Circa cento de' nostri caddero tra morti, feriti e prigionieri in quella terribile giornata del 28 marzo; ma doppia riescì la perdita dei nemico, che rimase ammirato del valore dei Bresciani, e quasi inorridito per la loro sovraumana pertinacia; e diceva essere essi più terribili quando cadevano, che quando vincevano. "E perchè sia chiara l'indole di questa guerra e degli uomini che la combattevano, scrive il Correnti, vuolsi ricordare un fatto, che occorse in questo dì 28 a vista dell'uno e dell'altro campo. Un drappello di dragoni trascinava fuori di sant'Eufemia due prigionieri bresciani. I bersaglieri nostri s'appostarono per pur tentare di liberare i loro compatrioti. Al primo suono delle fucilate i cavalli tedeschi si mossero per pigliare altra via: ma i due prigioni, ch'erano in mezzo ad essi, afferrando le briglie e le staffe tentarono d'impedir la mossa; percossi, feriti, atterrati non ristettero dall'offendere: e l'uno d'essi, avvinghiata la gamba deretana del cavallo dell'ufficiale che guidava il drappello, e cavato un pugnale, si tirò addosso col cavallo il cavaliere, e prima di rendere l'estremo fiato lo trafisse.

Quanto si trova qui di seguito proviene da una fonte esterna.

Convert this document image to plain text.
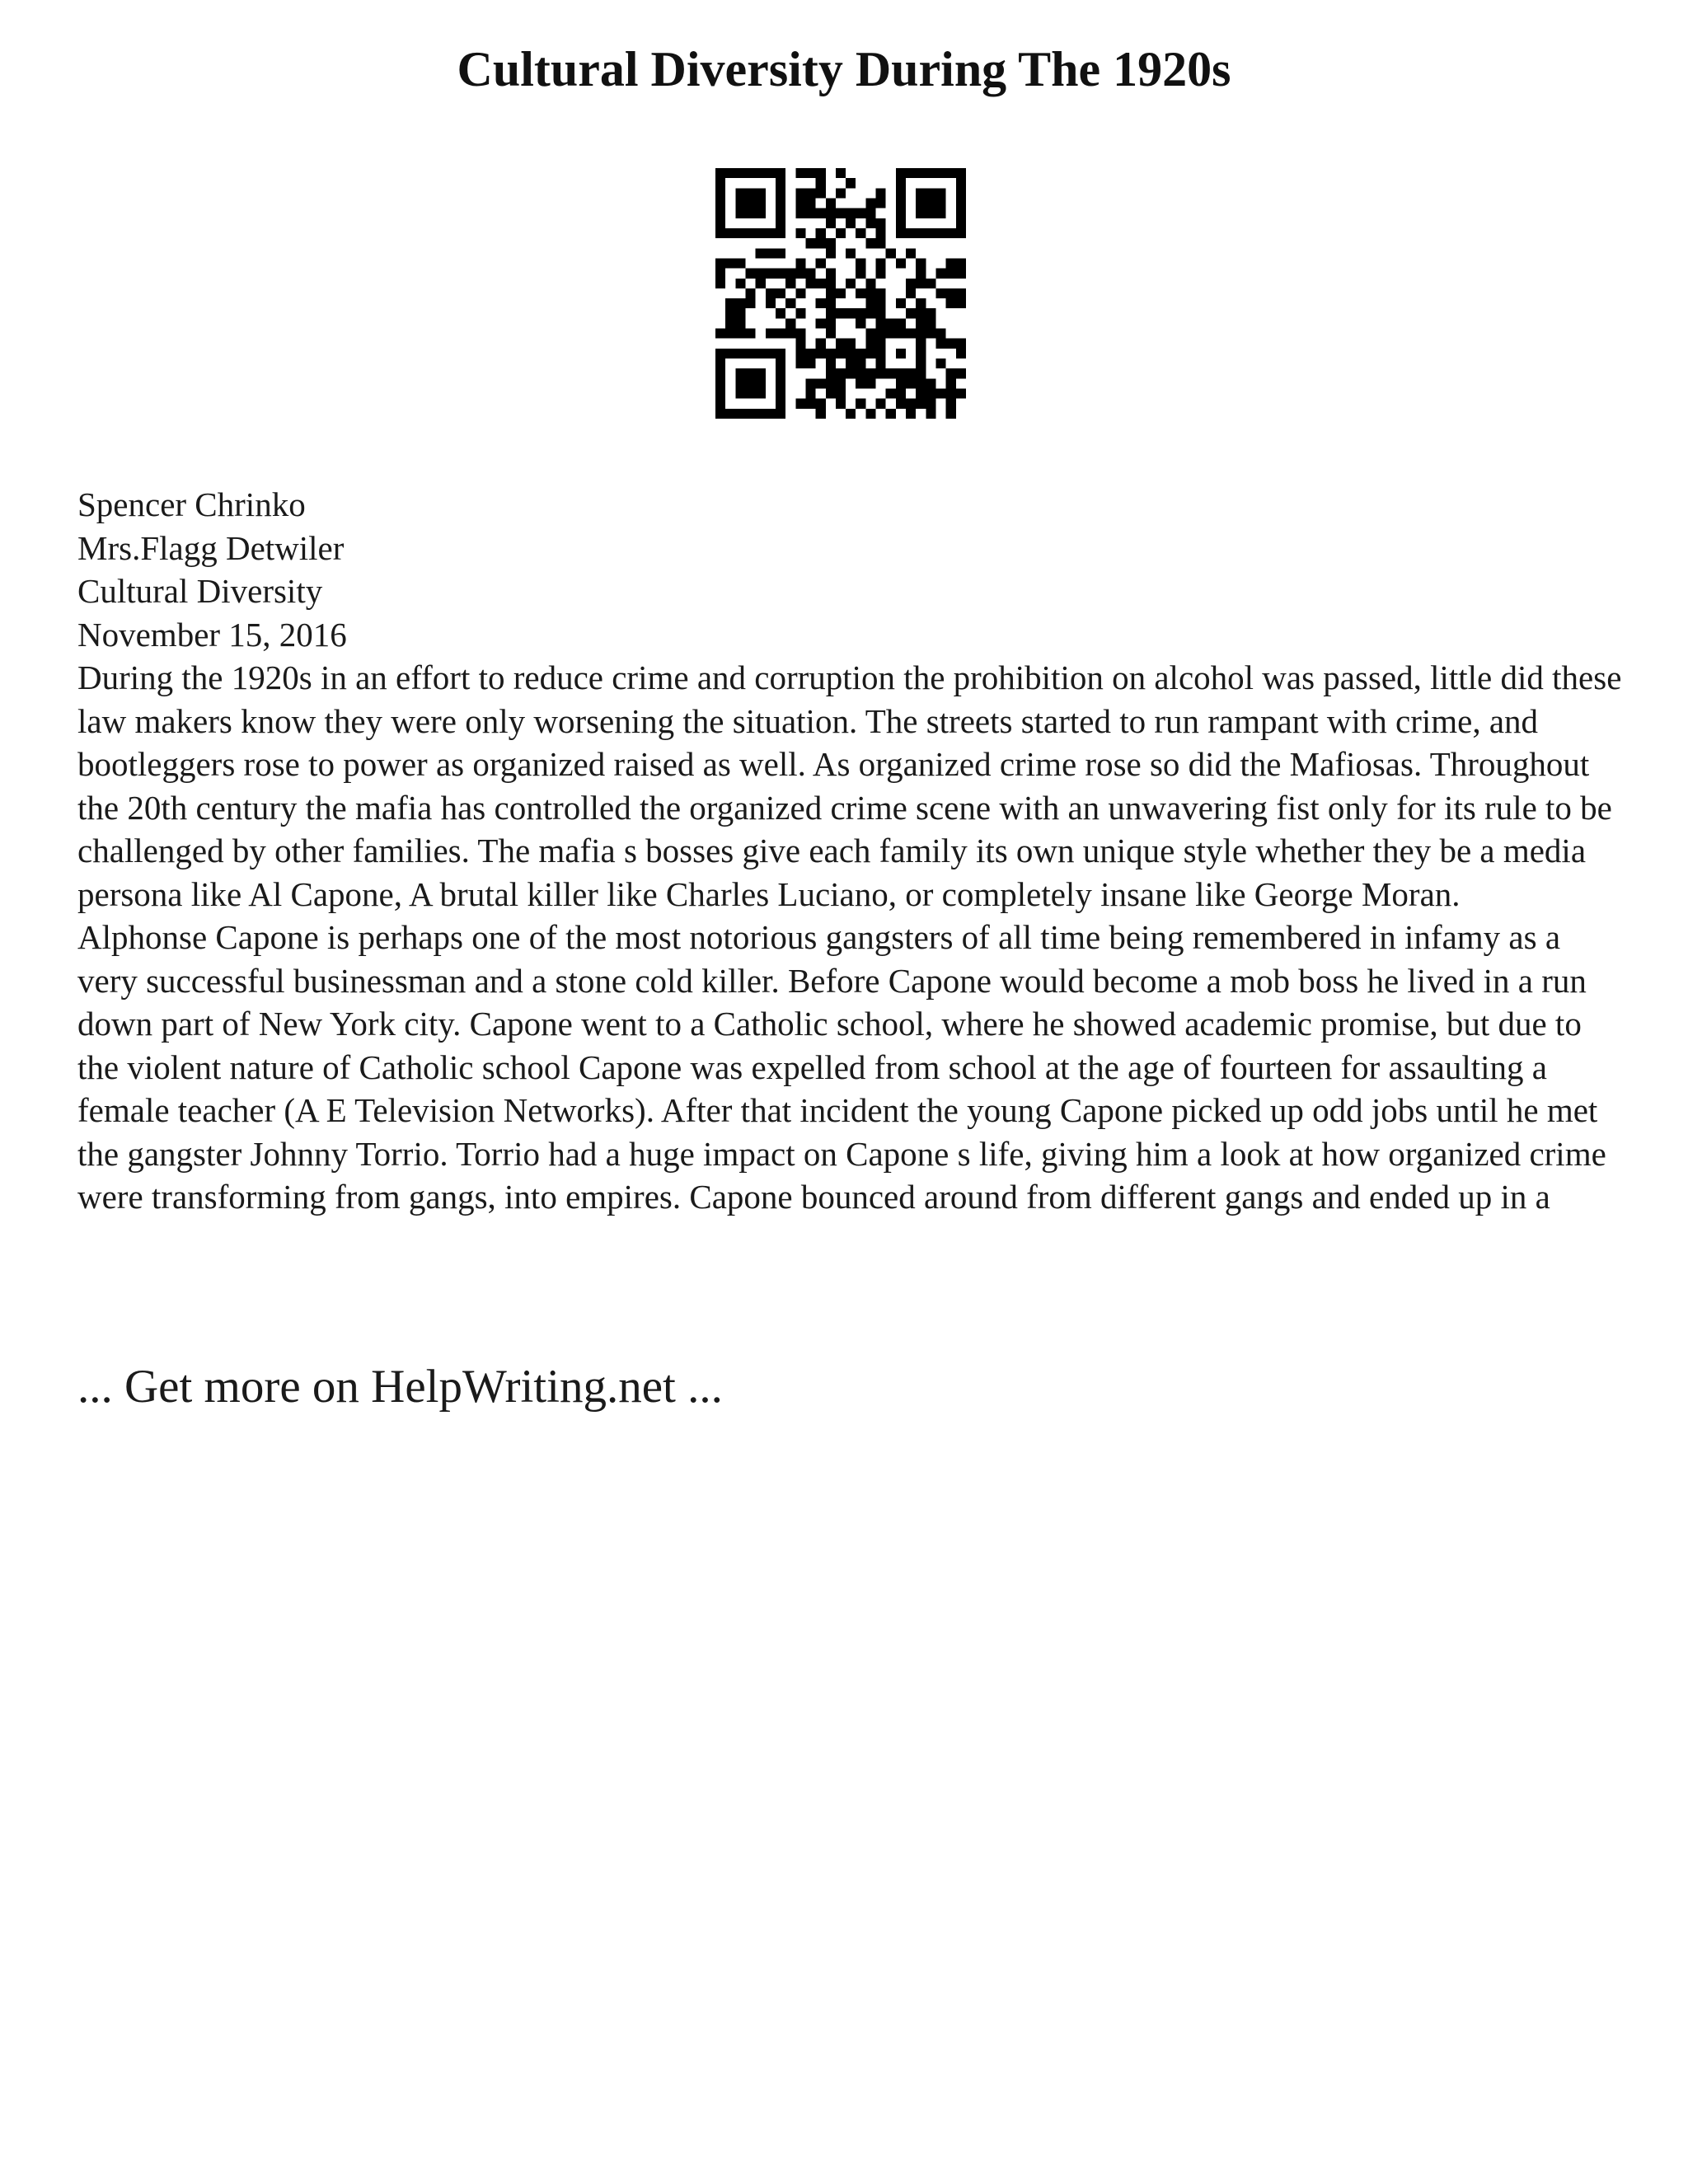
Cultural Diversity During The 1920s
Spencer Chrinko
Mrs.Flagg Detwiler
Cultural Diversity
November 15, 2016

During the 1920s in an effort to reduce crime and corruption the prohibition on alcohol was passed, little did these law makers know they were only worsening the situation. The streets started to run rampant with crime, and bootleggers rose to power as organized raised as well. As organized crime rose so did the Mafiosas. Throughout the 20th century the mafia has controlled the organized crime scene with an unwavering fist only for its rule to be challenged by other families. The mafia s bosses give each family its own unique style whether they be a media persona like Al Capone, A brutal killer like Charles Luciano, or completely insane like George Moran.

Alphonse Capone is perhaps one of the most notorious gangsters of all time being remembered in infamy as a very successful businessman and a stone cold killer. Before Capone would become a mob boss he lived in a run down part of New York city. Capone went to a Catholic school, where he showed academic promise, but due to the violent nature of Catholic school Capone was expelled from school at the age of fourteen for assaulting a female teacher (A E Television Networks). After that incident the young Capone picked up odd jobs until he met the gangster Johnny Torrio. Torrio had a huge impact on Capone s life, giving him a look at how organized crime were transforming from gangs, into empires. Capone bounced around from different gangs and ended up in a

... Get more on HelpWriting.net ...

Cinque ufficiali austriaci rimasero per un dì intiero insepolti sul campo di battaglia. D'altri tre ufficiali furono recate in trofeo per tutta Brescia le vesti e le insegne, colla spada d'un capitano presa dai nostri.
Il generale Nugent, in punto di morte, mandava per nuovi soccorsi ad Haynau, che reggeva il blocco di Venezia, e al maresciallo Radetzky, che già tornava vittorioso dal Ticino.